Four years after its privatisation Royal Mail is set to be relegated from the FTSE 100, after its shares closed at 390.05p yesterday (30 August).
Fears that Royal Mail would lose its spot in the FTSE 100 surfaced in July of this year, when the company entered the so-called ‘relegation zone’ following a decline the value of its shares, leading some brokers, including UBS, to add the firm to its ‘sell’ list.
Inclusion in the FTSE 100 is based on the market cap of each company and as a result shares that find themselves out of form risk sliding down the rankings.
This year Royal Mail has seen its share value decline by around 15 per cent in total. The company has suffered poor performance owing to reduced letter volumes, partly as a result of a decline in direct marketing among UK firms due weakening confidence among UK businesses.
However, despite such trouble, Royal Mail was still, as of August 30st, trading above its IPO price of 330p.
Joining it in relegation to the FTSE 250 is the troubled doorstop lending service Provident Financial. Last week, the company saw its share price dive by a stunning 68 per cent over the course of a single trading session (22 August), with shares trading at a low of 589.50p.
The fall came after it emerged that the lender would face full-year loses of between £80 million and £120 million. The news prompted the company’s boss, Peter Crook, to step down.
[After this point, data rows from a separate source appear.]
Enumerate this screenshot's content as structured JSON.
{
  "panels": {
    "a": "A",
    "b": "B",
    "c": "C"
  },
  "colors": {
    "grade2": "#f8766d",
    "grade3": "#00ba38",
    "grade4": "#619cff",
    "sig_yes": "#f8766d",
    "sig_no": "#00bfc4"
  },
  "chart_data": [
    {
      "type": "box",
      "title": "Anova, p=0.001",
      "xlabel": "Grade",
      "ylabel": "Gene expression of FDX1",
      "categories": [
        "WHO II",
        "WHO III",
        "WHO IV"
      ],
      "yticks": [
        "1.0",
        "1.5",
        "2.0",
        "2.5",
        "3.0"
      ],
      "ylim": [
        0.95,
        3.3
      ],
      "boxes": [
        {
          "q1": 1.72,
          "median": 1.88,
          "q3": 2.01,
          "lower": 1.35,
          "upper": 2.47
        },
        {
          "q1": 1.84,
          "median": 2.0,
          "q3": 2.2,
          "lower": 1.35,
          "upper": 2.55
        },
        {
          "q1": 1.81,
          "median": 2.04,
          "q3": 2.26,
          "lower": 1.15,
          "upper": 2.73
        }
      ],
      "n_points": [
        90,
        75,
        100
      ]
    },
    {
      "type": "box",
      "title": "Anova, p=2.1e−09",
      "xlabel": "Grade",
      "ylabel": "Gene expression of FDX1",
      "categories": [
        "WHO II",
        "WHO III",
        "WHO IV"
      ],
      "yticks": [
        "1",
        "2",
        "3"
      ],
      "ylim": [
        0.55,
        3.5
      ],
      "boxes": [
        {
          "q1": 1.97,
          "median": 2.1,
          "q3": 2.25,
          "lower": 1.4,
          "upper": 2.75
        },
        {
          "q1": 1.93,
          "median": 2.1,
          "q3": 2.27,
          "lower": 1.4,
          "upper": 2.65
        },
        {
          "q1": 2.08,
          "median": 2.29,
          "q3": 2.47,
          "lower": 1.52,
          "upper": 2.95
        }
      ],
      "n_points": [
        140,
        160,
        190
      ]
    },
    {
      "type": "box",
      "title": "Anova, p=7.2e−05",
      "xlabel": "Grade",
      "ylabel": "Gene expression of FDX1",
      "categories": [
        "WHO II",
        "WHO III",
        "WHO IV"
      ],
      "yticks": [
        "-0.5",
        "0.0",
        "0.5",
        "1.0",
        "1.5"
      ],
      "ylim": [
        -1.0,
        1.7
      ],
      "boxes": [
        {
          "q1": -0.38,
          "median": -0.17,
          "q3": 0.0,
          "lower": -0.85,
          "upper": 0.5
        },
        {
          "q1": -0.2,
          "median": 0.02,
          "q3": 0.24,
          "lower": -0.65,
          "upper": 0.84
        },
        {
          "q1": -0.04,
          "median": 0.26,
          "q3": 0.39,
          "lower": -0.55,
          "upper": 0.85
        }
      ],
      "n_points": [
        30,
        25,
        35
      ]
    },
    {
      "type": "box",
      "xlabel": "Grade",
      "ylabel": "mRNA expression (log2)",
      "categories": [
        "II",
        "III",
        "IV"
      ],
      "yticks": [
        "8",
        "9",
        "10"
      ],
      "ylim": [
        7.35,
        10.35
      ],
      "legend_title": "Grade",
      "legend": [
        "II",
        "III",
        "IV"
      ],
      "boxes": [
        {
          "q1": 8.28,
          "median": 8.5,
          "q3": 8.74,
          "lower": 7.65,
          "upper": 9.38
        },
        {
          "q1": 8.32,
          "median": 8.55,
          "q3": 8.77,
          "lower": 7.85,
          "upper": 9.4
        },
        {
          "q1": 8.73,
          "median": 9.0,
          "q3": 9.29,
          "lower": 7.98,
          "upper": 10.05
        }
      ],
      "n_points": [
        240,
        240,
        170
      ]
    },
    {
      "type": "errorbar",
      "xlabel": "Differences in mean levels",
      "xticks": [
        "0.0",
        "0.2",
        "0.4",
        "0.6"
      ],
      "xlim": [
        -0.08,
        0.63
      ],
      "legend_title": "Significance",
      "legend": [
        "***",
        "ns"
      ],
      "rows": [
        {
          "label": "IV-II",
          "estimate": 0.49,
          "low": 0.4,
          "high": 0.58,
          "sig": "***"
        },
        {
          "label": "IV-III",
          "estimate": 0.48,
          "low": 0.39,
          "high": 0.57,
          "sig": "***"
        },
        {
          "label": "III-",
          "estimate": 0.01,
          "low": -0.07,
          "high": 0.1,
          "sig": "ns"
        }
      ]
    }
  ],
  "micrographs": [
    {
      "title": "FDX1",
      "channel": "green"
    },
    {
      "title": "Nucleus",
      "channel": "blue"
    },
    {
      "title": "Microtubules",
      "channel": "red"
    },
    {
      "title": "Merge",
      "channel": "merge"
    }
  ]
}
The collapse in Provident Financial’ share price particularly stung Neil Woodford’s Woodford Investment Management, which owned 19.9 per cent of the company.
Shares had recovered slightly - reaching 892p by close of trading yesterday - but not by enough to keep Provident Financial from being pushed out of the FTSE 100.
Taking their place in the FTSE 100 are NMC Health, an Abu Dhabi-based hospital operator, and property company Berkeley Group, both previously listed on the FTSE 250.
NMC Health has seen rapid growth of late, with its share price soaring by 22 per cent since the last quarterly review. Its earnings are expected to grow by 30 per cent in the next couple of years. For Berkley Group, the promotion marks a return to the FTSE 100. The housebuilder found itself knocked out of the index last June following the UK’s referendum on EU membership.
The change in indices listings for each company will come into effect at the end of trading on 15 September.